Dengarkan Aspirasi Buruh-Ojol, Ibas Kawal Perlindungan dan Kesejahteraan Sosial

Sedang Trending 1 bulan yang lalu

Jakarta - Wakil Ketua MPR RI, Edhie Baskoro Yudhoyono (Ibas) berbincang langsung dengan ratusan pekerja, buruh, pelaku UMKM, dan pengemudi ojek online di Kabupaten Trenggalek. Dialog ini dilakukan dalam agenda Sosialisasi 4 Pilar Kebangsaan MPR RI berjudul 'Buruh Kuat, Serikat Bersatu, Indonesia Maju Sejahtera'.

Pada aktivitas ini, beragam aspirasi disampaikan mulai dari kondisi lapangan kerja, perlindungan sosial, kesejahteraan pekerja, hingga angan masyarakat mini agar terus mendapat perhatian negara.

Ibas menilai persoalan ketenagakerjaan bukan sekadar nomor pertumbuhan ekonomi semata. Di baliknya, ada perjuangan masyarakat untuk memenuhi kebutuhan keluarga, membiayai pendidikan anak, hingga menjaga angan agar kehidupan mereka menjadi lebih baik dari hari ke hari.

"Selamat Hari Buruh 1 Mei 2026. Semoga para pekerja semakin sehat, kuat, maju, dan semakin sejahtera untuk Indonesia nan kita cintai bersama," ujar Ibas dalam keterangannya, Minggu (10/5/2026).

Ibas pun membujuk masyarakat untuk terus berterima kasih atas kesempatan bekerja dan hidup tenteram di tengah beragam tantangan ekonomi nan dihadapi saat ini. Namun menurutnya, rasa syukur juga kudu dibarengi dengan keberpihakan negara terhadap kesejahteraan para pekerja.

Sebagai Anggota DPR RI dari Daerah Pemilihan Jawa Timur VII, Ibas menegaskan bakal terus mengawal izin ketenagakerjaan agar berpihak pada pekerja dan bisa menciptakan keseimbangan nan sehat antara pekerja, pengusaha, dan pemerintah.

"Pemerintah daerah, pekerja, dan pengusaha kudu terus berdialog. Tiga unsur ini tidak bisa berdiri sendiri dalam membangun kesejahteraan bersama," ungkap Ibas.

Ibas menegaskan setiap keresahan masyarakat kudu dijawab dengan solusi dan program nyata nan bisa langsung dirasakan manfaatnya. Mulai dari akses KUR untuk pekerja dan pelaku upaya kecil, program training dan peningkatan kapabilitas tenaga kerja, perlindungan BPJS Ketenagakerjaan dan BPJS Kesehatan, agunan persalinan bagi pekerja perempuan, hingga perlindungan agar tidak terjadi PHK sepihak.

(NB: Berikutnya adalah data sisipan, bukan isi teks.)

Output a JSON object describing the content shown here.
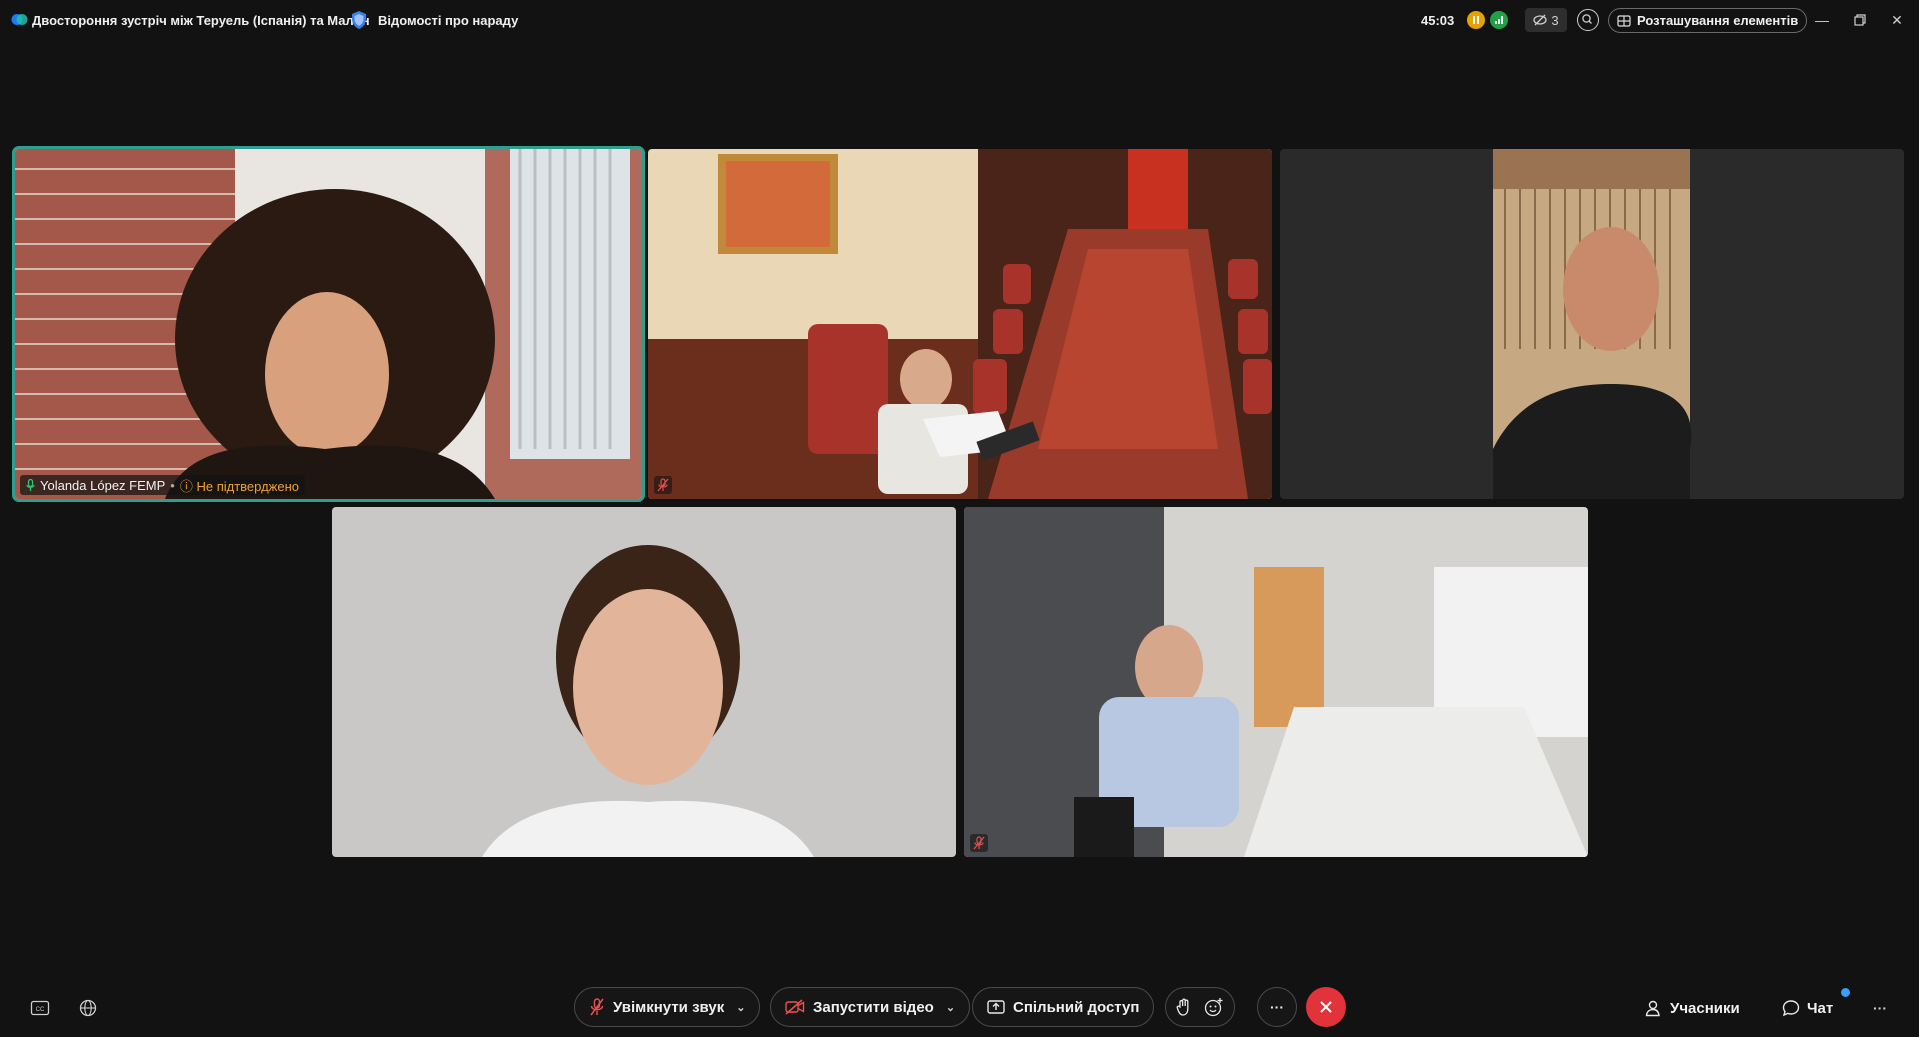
{
  "titlebar": {
    "meeting_title": "Двостороння зустріч між Теруель (Іспанія) та Малин",
    "meeting_info": "Відомості про нараду",
    "timer": "45:03",
    "hidden_participants": "3",
    "layout_label": "Розташування елементів"
  },
  "participants": [
    {
      "name": "Yolanda López FEMP",
      "status": "Не підтверджено",
      "muted": false,
      "active_speaker": true
    },
    {
      "muted": true
    },
    {
      "muted": false
    },
    {
      "muted": false
    },
    {
      "muted": true
    }
  ],
  "controls": {
    "unmute_label": "Увімкнути звук",
    "video_label": "Запустити відео",
    "share_label": "Спільний доступ",
    "participants_label": "Учасники",
    "chat_label": "Чат",
    "more_label": "···"
  },
  "colors": {
    "background": "#121212",
    "active_speaker_border": "#2e9e8f",
    "leave_button": "#e2333b",
    "recording_pause": "#e8a200",
    "unverified_text": "#f0a030",
    "chat_notification": "#3b9cff"
  },
  "icons": [
    "webex-logo-icon",
    "shield-icon",
    "pause-icon",
    "signal-icon",
    "eye-off-icon",
    "search-icon",
    "layout-grid-icon",
    "minimize-icon",
    "restore-icon",
    "close-icon",
    "microphone-muted-icon",
    "video-off-icon",
    "share-screen-icon",
    "raise-hand-icon",
    "reactions-icon",
    "more-icon",
    "leave-icon",
    "captions-icon",
    "globe-icon",
    "people-icon",
    "chat-icon"
  ]
}
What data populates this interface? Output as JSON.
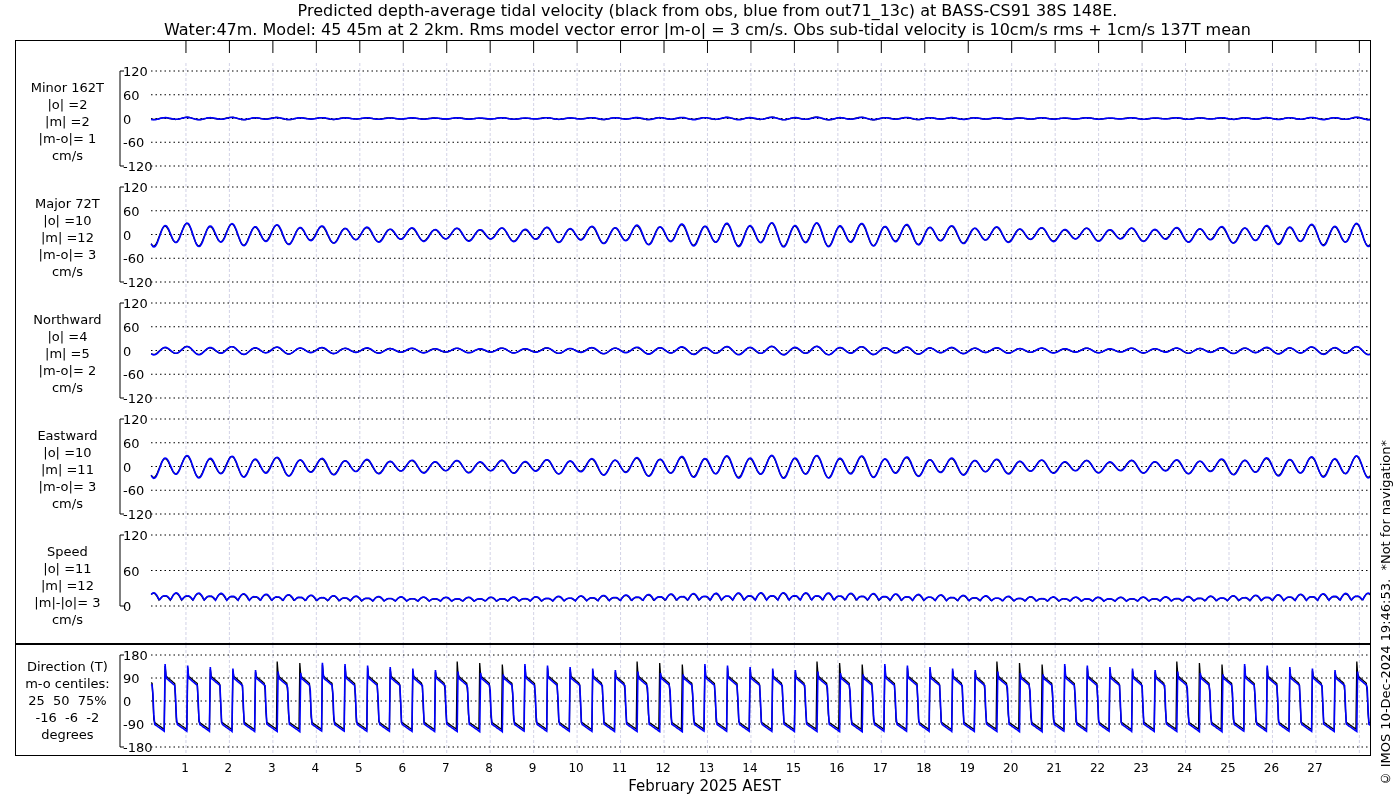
{
  "title_lines": [
    "Predicted depth-average tidal velocity (black from obs, blue from out71_13c) at BASS-CS91 38S 148E.",
    "Water:47m. Model: 45 45m at 2 2km. Rms model vector error |m-o| = 3 cm/s. Obs sub-tidal velocity is 10cm/s rms + 1cm/s 137T mean"
  ],
  "panels": [
    {
      "kind": "velocity",
      "label_lines": [
        "Minor 162T",
        "|o| =2",
        "|m| =2",
        "|m-o|= 1",
        "cm/s"
      ],
      "yticks": [
        "120",
        "60",
        "0",
        "-60",
        "-120"
      ]
    },
    {
      "kind": "velocity",
      "label_lines": [
        "Major 72T",
        "|o| =10",
        "|m| =12",
        "|m-o|= 3",
        "cm/s"
      ],
      "yticks": [
        "120",
        "60",
        "0",
        "-60",
        "-120"
      ]
    },
    {
      "kind": "velocity",
      "label_lines": [
        "Northward",
        "|o| =4",
        "|m| =5",
        "|m-o|= 2",
        "cm/s"
      ],
      "yticks": [
        "120",
        "60",
        "0",
        "-60",
        "-120"
      ]
    },
    {
      "kind": "velocity",
      "label_lines": [
        "Eastward",
        "|o| =10",
        "|m| =11",
        "|m-o|= 3",
        "cm/s"
      ],
      "yticks": [
        "120",
        "60",
        "0",
        "-60",
        "-120"
      ]
    },
    {
      "kind": "speed",
      "label_lines": [
        "Speed",
        "|o| =11",
        "|m| =12",
        "|m|-|o|= 3",
        "cm/s"
      ],
      "yticks": [
        "120",
        "60",
        "0"
      ]
    }
  ],
  "direction_panel": {
    "kind": "direction",
    "label_lines": [
      "Direction (T)",
      "m-o centiles:",
      "25  50  75%",
      "-16  -6  -2",
      "degrees"
    ],
    "yticks": [
      "180",
      "90",
      "0",
      "-90",
      "-180"
    ]
  },
  "x_axis": {
    "labels": [
      "1",
      "2",
      "3",
      "4",
      "5",
      "6",
      "7",
      "8",
      "9",
      "10",
      "11",
      "12",
      "13",
      "14",
      "15",
      "16",
      "17",
      "18",
      "19",
      "20",
      "21",
      "22",
      "23",
      "24",
      "25",
      "26",
      "27"
    ],
    "title": "February 2025 AEST"
  },
  "footer": "© IMOS 10-Dec-2024 19:46:53.  *Not for navigation*"
}
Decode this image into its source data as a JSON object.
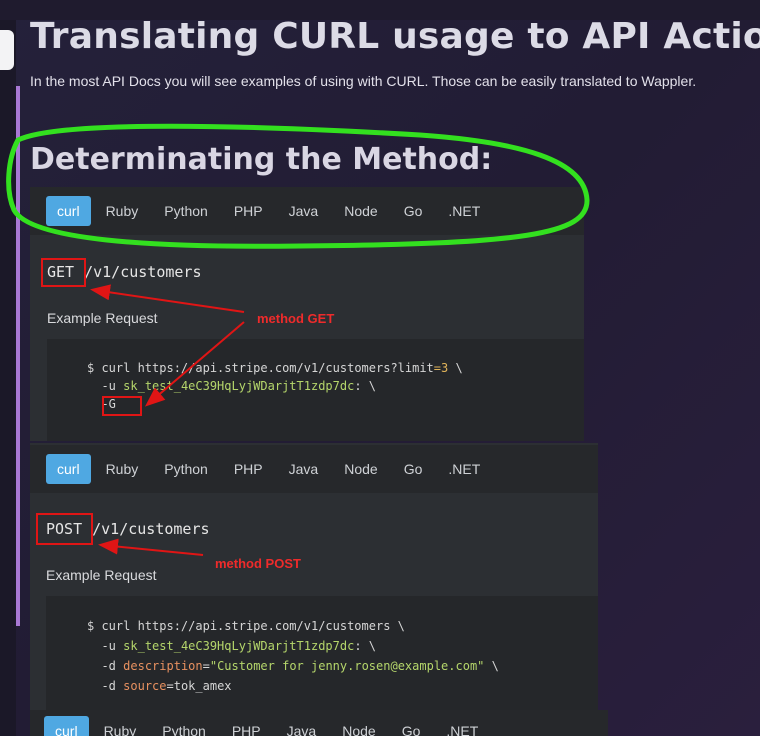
{
  "page": {
    "title": "Translating CURL usage to API Action",
    "subtitle": "In the most API Docs you will see examples of using with CURL. Those can be easily translated to Wappler."
  },
  "section": {
    "heading": "Determinating the Method:"
  },
  "tabs": [
    "curl",
    "Ruby",
    "Python",
    "PHP",
    "Java",
    "Node",
    "Go",
    ".NET"
  ],
  "get_block": {
    "method": "GET",
    "path": "/v1/customers",
    "example_label": "Example Request",
    "code": {
      "l1_prompt": "$ ",
      "l1_cmd": "curl https://api.stripe.com/v1/customers?limit",
      "l1_eq": "=",
      "l1_num": "3",
      "l1_tail": " \\",
      "l2_flag": "-u ",
      "l2_key": "sk_test_4eC39HqLyjWDarjtT1zdp7dc",
      "l2_tail": ": \\",
      "l3_flag": "-G"
    },
    "annotation": "method GET"
  },
  "post_block": {
    "method": "POST",
    "path": "/v1/customers",
    "example_label": "Example Request",
    "code": {
      "l1": "$ curl https://api.stripe.com/v1/customers \\",
      "l2_flag": "-u ",
      "l2_key": "sk_test_4eC39HqLyjWDarjtT1zdp7dc",
      "l2_tail": ": \\",
      "l3_flag": "-d ",
      "l3_param": "description",
      "l3_val": "\"Customer for jenny.rosen@example.com\"",
      "l3_tail": " \\",
      "l4_flag": "-d ",
      "l4_param": "source",
      "l4_val": "tok_amex"
    },
    "annotation": "method POST"
  },
  "colors": {
    "tab_active": "#4fa8e2",
    "annotation_red": "#e01515",
    "highlight_green": "#33e01f",
    "sidebar_accent": "#a878d4"
  }
}
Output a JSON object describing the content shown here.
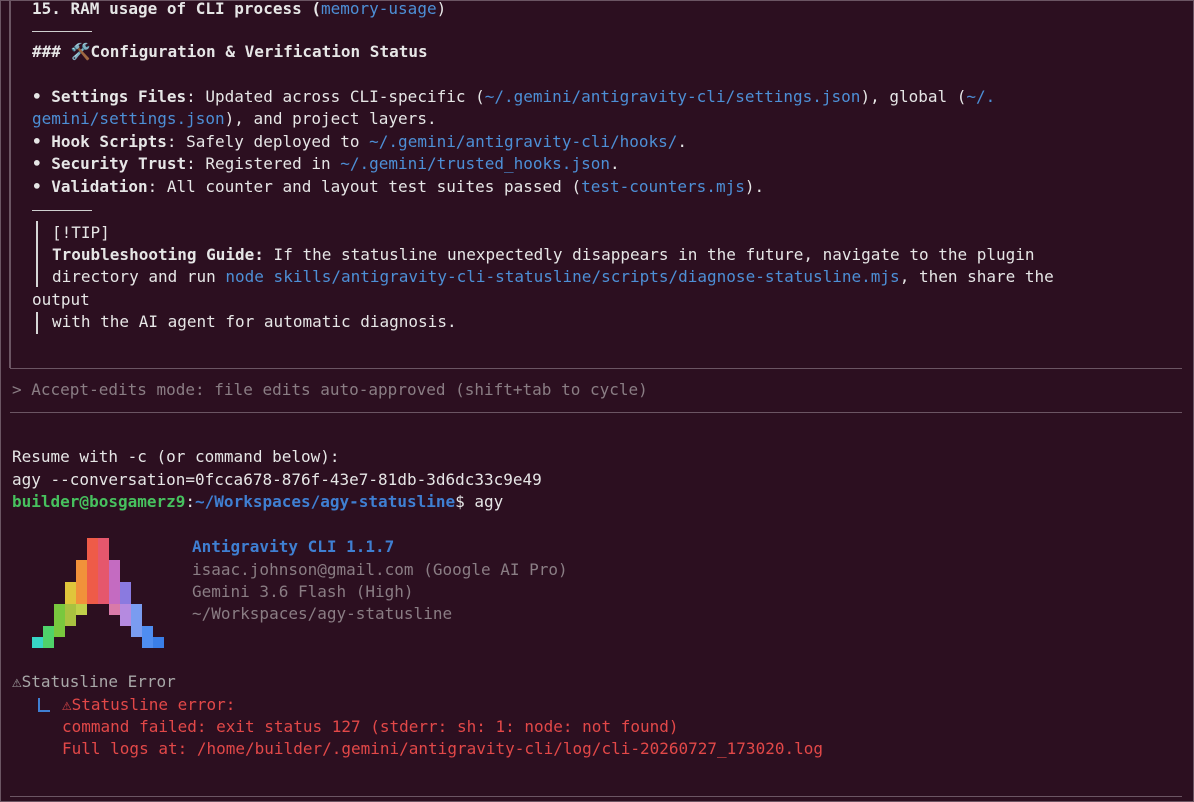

"Kita tidak boleh hanya mendengar keluhan masyarakat tanpa menghadirkan jalan keluar. Negara kudu datang melalui program-program nan betul-betul membantu pekerja agar hidupnya lebih aman, lebih sehat, dan punya masa depan," tegasnya.

UMKM Dorong Hadirnya Program Ketenagakerjaan & Pemberdayaan Ekonomi

Di tengah dialog, bunyi pelaku UMKM turut menjadi perhatian. Salah satu peserta, Tania berambisi agar pelaku upaya mini juga mendapatkan perhatian dalam program-program ketenagakerjaan dan pemberdayaan ekonomi.

Ia pun menceritakan gimana dirinya berbareng pelaku UMKM lain terus berupaya memperkuat di tengah keterbatasan.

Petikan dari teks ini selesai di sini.